Jodie Comer in Killing Eve. The range of accents she did in her role as Villeneuve was amazing. In one scene I laughed out loud, as she sounded exactly like my DD ( Home Counties/London accent)

mommybunny · 15/04/2021 11:30

What I didn’t understand about A Royal Affair was why Alicia Vikander was speaking Danish at all. Her character was an English royal from a family with German ancestry that still spoke German. The doctor she had the affair with was German - why wouldn’t they just have spoken German with one another? I suppose she’d have had to learn some Danish to communicate with her husband and children but probably not to the level of complete fluency?

banivani · 15/04/2021 11:35

Jodie Comer's accents often get brought up and she's talented but she doesn't sound like a native speaker of the foreign languages. I mean in Russia nobody would take her for a Russian, they'd wonder where she came from and how come her Russian is so good. IMO her "speaking English with a Russian accent" accent was a little off too, purely from the perspective that if your USP is that you're great with languages then your accent isn't like that - but I suspended disbelief there and went with individuals are different. Wink She's very good though and I wouldn't have reacted if they didn't try to sell her as Russian native, iyswim.

Had to go on Youtube and listen to Alicia Vikander's Danish - I agree, there are several things she says where you can see she's not fully able to garble sounds in a true Danish fashion. The Swedish does shine through. Wink Grin

KeflavikAirport · 15/04/2021 11:48

@Flocondeneige same situation. I wouldn't force it and put him off. It falls into place naturally if you spend some time in an Anglo environment.

FloconDeNeige · 15/04/2021 11:51

@KeflavikAirport

That’s what I’m worried about though; we never really do spend much time in an Anglo environment.

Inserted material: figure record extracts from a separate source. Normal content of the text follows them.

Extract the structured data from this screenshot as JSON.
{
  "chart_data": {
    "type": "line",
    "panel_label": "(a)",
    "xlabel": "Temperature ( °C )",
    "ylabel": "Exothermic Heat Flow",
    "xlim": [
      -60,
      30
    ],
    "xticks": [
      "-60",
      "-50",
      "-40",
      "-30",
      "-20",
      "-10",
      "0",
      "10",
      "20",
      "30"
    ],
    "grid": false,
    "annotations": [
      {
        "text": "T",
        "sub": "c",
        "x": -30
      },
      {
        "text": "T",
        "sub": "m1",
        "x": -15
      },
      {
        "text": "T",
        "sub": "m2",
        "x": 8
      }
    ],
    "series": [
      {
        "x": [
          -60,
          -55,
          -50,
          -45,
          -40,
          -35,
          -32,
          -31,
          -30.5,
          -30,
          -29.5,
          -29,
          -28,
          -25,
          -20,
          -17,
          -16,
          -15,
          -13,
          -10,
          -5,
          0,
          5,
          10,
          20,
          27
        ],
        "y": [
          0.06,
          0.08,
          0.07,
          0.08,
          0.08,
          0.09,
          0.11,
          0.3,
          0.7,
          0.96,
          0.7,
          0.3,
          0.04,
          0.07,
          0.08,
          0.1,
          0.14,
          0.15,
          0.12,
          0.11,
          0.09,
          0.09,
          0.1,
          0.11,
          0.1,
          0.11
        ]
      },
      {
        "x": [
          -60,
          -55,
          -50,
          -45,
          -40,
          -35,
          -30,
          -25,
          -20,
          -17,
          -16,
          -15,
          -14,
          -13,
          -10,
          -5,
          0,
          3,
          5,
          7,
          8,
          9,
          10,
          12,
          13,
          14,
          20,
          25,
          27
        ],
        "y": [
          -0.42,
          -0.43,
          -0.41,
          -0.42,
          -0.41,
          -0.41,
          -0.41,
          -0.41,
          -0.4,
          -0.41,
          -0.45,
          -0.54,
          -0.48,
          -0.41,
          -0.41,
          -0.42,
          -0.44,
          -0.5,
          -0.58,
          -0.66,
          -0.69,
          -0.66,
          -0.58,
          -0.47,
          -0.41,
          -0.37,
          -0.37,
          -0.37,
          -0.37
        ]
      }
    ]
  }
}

My colleague had the same issue with his twin daughters and Italian. Eventually at age 8, he moved them to an Italian school in Geneva. I hope it doesn’t come to this!

KeflavikAirport · 15/04/2021 11:55

Three weeks with the English cousins is usually enough to get our 90% French-speaking seven yr old back in the swing.

Alaimo · 15/04/2021 11:55

Shout out to Dolly Wells who played Sister Agatha in the BBC Dracula mini-series. She has a Dutch accent in it, and I (a Dutch person) genuinely thought she was a Dutch actress. It was only when I googled her that I realised she is English.

KeflavikAirport · 15/04/2021 11:56

In the meantime, my main concern would be him building up negative associations with English.

FloconDeNeige · 15/04/2021 12:06

I agree and currently he speaks 100% French. I think I’m going to make DH speak to me in English from now on, so there is more English at home, at the bare minimum.

Unfortunately the cousins are too young to have conversations yet, but hopefully those opportunities will arise on future!

longwayoff · 15/04/2021 12:26

This 'be more real'argument re casting is getting to the point where the argument will become 'why use actors at all? I can do that and do it better'. Which may well be the case. In which case you should become an actor. But . . . we won't need actors because everyone thinks they can do it as well as you can.

BlackCatShadow · 15/04/2021 13:29

Well, I suppose most doctors and surgeons are horrified by the bad techniques actors use and police officers probably can’t stand watching police dramas as they get so many things wrong. So, I do agree that a certain amount of fictional license is acceptable.

I just think it’s strange that they hire a British guy to pretend to be Dutch and put on an accent and try and speak Dutch when they could have just hired a Dutch actor in the first place.